Planning in also fairly simple. Smart Growth is common sense.
Michael Troup says
@Kevin – Any person who can invoke the battle cry for free markets that is “I Pencil,” and weave it into a series that touts the virtues of central planning has to be a complex fellow. I look forward to sharing this end of “The Spy” with you.
Kevin Waterman says
Michael,
Thanks! I’ve read through a few of your posts, and the feeling is most definitely mutual.
Lolli,
If you haven’t yet, I highly recommend reading the full essay or at least listen to a condensed version of the same lesson, https://www.youtube.com/watch?v=R5Gppi-O3a8
Contrary to what may seem the case, I’m fairly confident that not even the pioneers were building homes entirely on their own. After all, the relied in large part on tools and supplies they brought with them. They employed the products of the knowledge and coordination of the people who created their saws and other building tools, the people that made their wagons, and countless others that made their expeditions westward possible. Without this unplanned coordination their pioneer homesteads never would have been possible.
Steve,
I’m not aware of anyone who is an expert on the mining and smelting of ore, the cutting and milling of lumber, the crafting of tools, the finer points of carpentry, the drilling and refinement of petroleum, the chemistry necessary to turn petroleum into vinyl siding, shingles, and a million other things that go into the building of a house. If you’re talking about a simple lean-to, then yes, one person could have the knowledge and make it a simple enough process.
But anything the least bit complex is going to require the coordination of many people, people whom will never know each other and very well might not care much for each other if they did meet. You can try and centrally plan that, but it’s been tried and it failed. Poor resource allocation due to the inefficiencies of central planning are a key part of what brought down the Soviet Union and the more efficient allocation of resources in economies that have opened their markets is precisely what has driven their growth.
Planning might be simple, but it doesn’t mean it will work. History and simple logic have shown us the overwhelming complexity that is the economy, we’d do well to heed that lesson and have some trust in the ability of people to spontaneously order their interactions through market processes.
Steve Payne says
Kevin,
My point is based on where we are now and recent past. To build a house people don’t need to invent siding again etc. Plan Md is just a formalization of a years long practice and the State planning dept. has been working with local jurisdictions for a long time. No reinvention of the wheel required.

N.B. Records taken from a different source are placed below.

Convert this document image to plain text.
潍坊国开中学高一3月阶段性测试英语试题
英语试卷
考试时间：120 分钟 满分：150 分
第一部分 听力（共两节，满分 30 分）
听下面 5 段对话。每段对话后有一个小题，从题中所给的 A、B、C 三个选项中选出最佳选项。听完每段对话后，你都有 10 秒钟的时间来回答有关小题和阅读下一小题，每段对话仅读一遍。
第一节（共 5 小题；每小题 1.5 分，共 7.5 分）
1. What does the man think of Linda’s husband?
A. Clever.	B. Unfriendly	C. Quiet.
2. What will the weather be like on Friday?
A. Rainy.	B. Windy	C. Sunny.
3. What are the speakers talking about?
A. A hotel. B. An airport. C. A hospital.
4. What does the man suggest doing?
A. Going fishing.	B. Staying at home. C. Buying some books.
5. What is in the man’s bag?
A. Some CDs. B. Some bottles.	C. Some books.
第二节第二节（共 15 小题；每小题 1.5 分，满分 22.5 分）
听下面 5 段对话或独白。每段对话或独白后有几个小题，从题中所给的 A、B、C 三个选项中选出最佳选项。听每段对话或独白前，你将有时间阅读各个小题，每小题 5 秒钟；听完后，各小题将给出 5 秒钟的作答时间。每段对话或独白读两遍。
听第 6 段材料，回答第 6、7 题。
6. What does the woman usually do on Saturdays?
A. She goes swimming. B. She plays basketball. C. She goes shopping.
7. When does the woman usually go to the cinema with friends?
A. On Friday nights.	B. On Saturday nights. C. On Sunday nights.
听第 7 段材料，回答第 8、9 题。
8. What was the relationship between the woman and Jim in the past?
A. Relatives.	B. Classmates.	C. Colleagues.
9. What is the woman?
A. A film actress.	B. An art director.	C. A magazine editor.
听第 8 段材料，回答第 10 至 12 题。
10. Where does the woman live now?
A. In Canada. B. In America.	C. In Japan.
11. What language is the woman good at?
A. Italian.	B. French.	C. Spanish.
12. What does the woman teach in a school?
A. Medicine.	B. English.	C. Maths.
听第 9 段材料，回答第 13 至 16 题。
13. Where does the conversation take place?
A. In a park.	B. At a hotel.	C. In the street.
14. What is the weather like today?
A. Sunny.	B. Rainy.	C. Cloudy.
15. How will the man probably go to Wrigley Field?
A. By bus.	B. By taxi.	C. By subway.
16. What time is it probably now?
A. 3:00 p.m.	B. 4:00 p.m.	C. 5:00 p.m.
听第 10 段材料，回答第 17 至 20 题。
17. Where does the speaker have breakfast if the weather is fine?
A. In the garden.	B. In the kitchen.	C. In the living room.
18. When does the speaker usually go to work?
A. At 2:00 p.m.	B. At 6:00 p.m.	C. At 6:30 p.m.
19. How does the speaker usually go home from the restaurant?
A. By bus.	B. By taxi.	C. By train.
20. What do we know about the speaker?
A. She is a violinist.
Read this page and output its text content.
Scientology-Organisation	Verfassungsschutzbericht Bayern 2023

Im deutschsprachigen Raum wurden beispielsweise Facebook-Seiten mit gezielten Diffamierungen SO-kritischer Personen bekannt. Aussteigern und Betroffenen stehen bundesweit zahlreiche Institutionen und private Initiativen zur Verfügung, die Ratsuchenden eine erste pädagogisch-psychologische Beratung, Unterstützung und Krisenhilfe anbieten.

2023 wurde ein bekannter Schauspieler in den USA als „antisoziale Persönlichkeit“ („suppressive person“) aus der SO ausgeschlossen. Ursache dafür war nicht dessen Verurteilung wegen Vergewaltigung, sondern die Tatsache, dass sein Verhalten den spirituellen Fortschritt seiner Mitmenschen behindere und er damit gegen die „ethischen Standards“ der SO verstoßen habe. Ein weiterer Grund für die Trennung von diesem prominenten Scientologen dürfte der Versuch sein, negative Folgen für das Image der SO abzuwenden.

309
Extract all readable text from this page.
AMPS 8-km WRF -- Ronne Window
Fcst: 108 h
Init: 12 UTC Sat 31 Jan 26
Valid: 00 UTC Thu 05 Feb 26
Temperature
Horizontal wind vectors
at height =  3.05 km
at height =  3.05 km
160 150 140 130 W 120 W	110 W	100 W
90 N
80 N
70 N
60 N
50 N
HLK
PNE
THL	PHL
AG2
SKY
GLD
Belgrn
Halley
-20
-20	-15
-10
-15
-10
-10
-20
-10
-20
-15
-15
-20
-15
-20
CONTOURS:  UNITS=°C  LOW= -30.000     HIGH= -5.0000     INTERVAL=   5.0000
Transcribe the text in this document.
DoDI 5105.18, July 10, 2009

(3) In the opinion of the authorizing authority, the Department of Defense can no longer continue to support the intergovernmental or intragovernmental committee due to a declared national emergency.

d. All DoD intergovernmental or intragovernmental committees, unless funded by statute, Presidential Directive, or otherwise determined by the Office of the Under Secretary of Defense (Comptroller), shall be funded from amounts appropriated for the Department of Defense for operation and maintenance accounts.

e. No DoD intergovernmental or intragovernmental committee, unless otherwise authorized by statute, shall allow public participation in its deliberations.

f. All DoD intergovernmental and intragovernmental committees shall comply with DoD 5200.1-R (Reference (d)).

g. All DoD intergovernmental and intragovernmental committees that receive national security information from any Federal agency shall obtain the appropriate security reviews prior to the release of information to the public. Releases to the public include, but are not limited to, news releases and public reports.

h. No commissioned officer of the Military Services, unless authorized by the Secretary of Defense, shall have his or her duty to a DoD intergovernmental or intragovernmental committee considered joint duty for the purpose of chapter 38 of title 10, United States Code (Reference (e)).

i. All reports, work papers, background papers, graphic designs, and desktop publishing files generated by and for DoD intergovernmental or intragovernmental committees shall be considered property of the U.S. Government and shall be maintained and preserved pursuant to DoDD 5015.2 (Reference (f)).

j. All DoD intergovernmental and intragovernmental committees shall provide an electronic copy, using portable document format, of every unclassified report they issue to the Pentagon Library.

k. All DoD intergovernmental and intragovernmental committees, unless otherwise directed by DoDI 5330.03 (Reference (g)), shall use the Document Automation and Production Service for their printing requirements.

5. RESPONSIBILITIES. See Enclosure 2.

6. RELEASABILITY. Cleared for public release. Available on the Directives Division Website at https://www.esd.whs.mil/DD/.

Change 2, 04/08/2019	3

I agree that planning doesn’t always work but when a mistake is made the market eventually corrects it.
If you need people that ” are experts in the cutting and milling of lumber, the crafting of tools, the finer points of carpentry” let me know. I know lot’s of em and I prefer Hardiplank siding over vinyl anyway.
I really do agree with you that local knowledge is the best for planning purposes. And history is a good example of it. Just look at Chestertown. It’s a downtown with lots of residential homes built around it. Sprawl didn’t come until everyone had cars and the highways got built.
I just don’t see anything to fear in Plan MD. I’d fire the person that named it however.